We plan to extend Iris with the following features:

- **Extended GPU Support**: Testing and optimization for other AMD GPUs.
- **RDMA Support**: Multi-node support using Remote Direct Memory Access (RDMA) for distributed computing across multiple machines.
- **End-to-End Integration**: Comprehensive examples covering various use cases and end-to-end patterns.

# Contributing

We welcome contributions! Please see our [Contributing Guide](docs/CONTRIBUTING.md) for details on how to set up your development environment and contribute to the project.

## Support

Need help? We're here to support you!
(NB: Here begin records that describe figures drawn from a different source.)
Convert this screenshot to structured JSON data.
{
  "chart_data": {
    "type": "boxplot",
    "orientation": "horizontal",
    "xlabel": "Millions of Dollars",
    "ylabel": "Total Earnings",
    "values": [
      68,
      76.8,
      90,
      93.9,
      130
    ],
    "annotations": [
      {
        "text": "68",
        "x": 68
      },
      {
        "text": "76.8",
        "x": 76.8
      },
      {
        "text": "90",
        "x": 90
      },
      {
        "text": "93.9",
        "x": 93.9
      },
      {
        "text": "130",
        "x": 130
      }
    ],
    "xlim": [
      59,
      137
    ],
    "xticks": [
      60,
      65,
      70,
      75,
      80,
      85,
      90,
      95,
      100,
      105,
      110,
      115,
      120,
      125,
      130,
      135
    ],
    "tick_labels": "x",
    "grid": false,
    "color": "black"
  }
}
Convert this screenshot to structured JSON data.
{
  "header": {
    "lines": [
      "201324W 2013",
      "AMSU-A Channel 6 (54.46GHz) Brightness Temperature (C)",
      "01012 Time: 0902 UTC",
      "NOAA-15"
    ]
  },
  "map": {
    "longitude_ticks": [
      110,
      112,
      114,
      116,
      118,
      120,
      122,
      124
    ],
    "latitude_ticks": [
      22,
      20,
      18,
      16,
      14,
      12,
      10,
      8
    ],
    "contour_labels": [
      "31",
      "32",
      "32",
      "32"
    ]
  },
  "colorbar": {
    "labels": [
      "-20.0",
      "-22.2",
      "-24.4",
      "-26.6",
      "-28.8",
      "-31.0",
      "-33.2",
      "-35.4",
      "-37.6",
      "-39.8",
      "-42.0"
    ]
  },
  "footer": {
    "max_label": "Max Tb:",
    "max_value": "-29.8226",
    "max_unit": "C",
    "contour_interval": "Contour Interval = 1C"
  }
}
Here are a few ways to get in touch:

1. **Open an Issue**: Found a bug or have a feature request? [Open an issue](https://github.com/ROCm/iris/issues/new/choose) on GitHub
2. **Contact the Team**: If GitHub issues aren't working for you or you need to reach us directly, feel free to contact our development team

We welcome your feedback and contributions!

## How to Cite

If you use Iris or reference it in your research, please cite our work:

```bibtex
@misc{Awad:2025:IFM,
  author        = {Muhammad Awad and Muhammad Osama and Brandon Potter},
  title         = {Iris: First-Class Multi-{GPU} Programming Experience in {Triton}},
  year          = {2025},
  archivePrefix = {arXiv},
  eprint        = {2511.12500},
  primaryClass  = {cs.DC},
  doi           = {10.48550/arXiv.2511.12500}
}

@misc{Trifan:2025:EMT,
  author        = {Octavian Alexandru Trifan and Karthik Sangaiah and Muhammad Awad and Muhammad Osama and Sumanth Gudaparthi and Alexandru Nicolau and Alexander Veidenbaum and Ganesh Dasika},
  title         = {Eliminating Multi-{GPU} Performance Taxes: A Systems Approach to Efficient Distributed {LLMs}},
  year          = {2025},
  archivePrefix = {arXiv},
  eprint        = {2511.02168},
  primaryClass  = {cs.DC},
  doi           = {10.48550/arXiv.2511.02168}
}

@software{Awad:2025:IFM:Software,
  author        = {Muhammad Awad and Muhammad Osama and Brandon Potter},
  title         = {Iris: First-Class Multi-{GPU} Programming Experience in {Triton}},
  year          = 2025,
  month         = oct,
  doi           = {10.5281/zenodo.17382307},
  url           = {https://github.com/ROCm/iris}
}
```

## License

This project is licensed under the MIT License - see the [LICENSE](LICENSE) file for details.